Too often, we are hearing about the structural failure of tailings containment facilities, for any number of reasons, but many having to do with holding too much water. Aside from the environmental damage, significant impacts from such failures are devastating and long-lived – deaths, people out of homes, jobs, schools and other necessities of life, contaminated water resources, and economic impacts to the local communities (particularly where they are concentrated on a natural resource such as fisheries, hunting, ranching or farming in the downstream vicinity of such failures). The owner’s reputation can take a pretty big hit, too, let alone its pocketbooks.
So why utilize only one strategy of managing high-potential risks associated with tailings – why rely solely on the design and existence of a containment dam, to last in perpetuity, when so many conditions of a site can change over time? And when the landform of a dam structure is so un-natural in most regional settings?
I’ve seen plenty of designs for primary and secondary spill collection, dual containment or pipe-in-pipe for transport of contaminated fluids, leak detection systems underlying operational containment systems – these are all typically shorter term risk management requirements, and are no longer needed post closure. We also usually have more than one line of defense when it comes to personnel safety on the job. You would think that this particular risk would hold more weight for an organization.
So how do you ‘back up’ the integrity of a dam, particularly an earth-fill or tailings dam? By dealing with, or manufacturing the materials behind it – make them safer, more stable, and less likely to cause an impact should the inevitable occur.
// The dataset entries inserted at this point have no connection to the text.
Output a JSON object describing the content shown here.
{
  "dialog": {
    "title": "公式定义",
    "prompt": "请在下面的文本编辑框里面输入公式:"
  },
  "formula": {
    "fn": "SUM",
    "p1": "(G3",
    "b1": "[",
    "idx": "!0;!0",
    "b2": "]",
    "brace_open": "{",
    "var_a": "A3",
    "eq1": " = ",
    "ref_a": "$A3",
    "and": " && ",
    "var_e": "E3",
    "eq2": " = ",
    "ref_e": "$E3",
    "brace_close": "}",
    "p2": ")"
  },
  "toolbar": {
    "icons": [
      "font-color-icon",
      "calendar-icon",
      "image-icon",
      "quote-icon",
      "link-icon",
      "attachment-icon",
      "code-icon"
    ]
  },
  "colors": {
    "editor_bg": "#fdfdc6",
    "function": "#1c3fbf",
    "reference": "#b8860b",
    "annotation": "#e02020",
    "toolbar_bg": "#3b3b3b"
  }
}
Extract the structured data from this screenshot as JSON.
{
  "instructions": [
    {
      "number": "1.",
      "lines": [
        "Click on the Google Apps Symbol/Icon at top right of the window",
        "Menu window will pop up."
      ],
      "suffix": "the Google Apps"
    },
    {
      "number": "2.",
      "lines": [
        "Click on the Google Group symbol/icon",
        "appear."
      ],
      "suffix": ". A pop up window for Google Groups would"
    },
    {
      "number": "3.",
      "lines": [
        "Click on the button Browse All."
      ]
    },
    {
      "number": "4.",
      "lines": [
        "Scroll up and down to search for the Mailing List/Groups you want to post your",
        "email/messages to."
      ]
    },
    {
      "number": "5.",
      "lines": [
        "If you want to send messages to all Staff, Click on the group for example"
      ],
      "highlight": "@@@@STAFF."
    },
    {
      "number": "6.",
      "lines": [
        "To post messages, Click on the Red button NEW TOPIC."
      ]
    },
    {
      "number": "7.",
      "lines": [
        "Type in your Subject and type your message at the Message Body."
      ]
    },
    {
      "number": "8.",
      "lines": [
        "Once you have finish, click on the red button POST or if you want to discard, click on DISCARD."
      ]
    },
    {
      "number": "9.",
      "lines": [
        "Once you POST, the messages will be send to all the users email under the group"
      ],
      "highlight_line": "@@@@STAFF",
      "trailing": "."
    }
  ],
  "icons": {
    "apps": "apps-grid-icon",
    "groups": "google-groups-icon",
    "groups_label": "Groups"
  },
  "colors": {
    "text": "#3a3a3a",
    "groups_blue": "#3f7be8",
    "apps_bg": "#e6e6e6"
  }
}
It is exactly these types of requirements that can and should be included in the additional categories I’ve mentioned – with this one being specifically a closure requirement, but also tying to approvals requirements. They are absolutely critical for the long-term success of mining developments, a company’s social license to operate, and the protection of the environment over the long term.
There is currently a shift occurring in tailings management and mine dam design recommendations, in that we need to be addressing the stability of tailings themselves, rather than simply the dams that hold them in place. I encourage people to stay informed about where these guidelines are headed, but in the mean time, think more broadly to what else you can do within the sandbox you play in…
What other high-potential risks could you make a dent in managing through your own work, design, or operational strategy?
What other stakeholder concerns could you address simply by adjusting your ‘standard’ design philosophy?
What ‘approvals’ and ‘closure’ requirements should you be including within your project scope?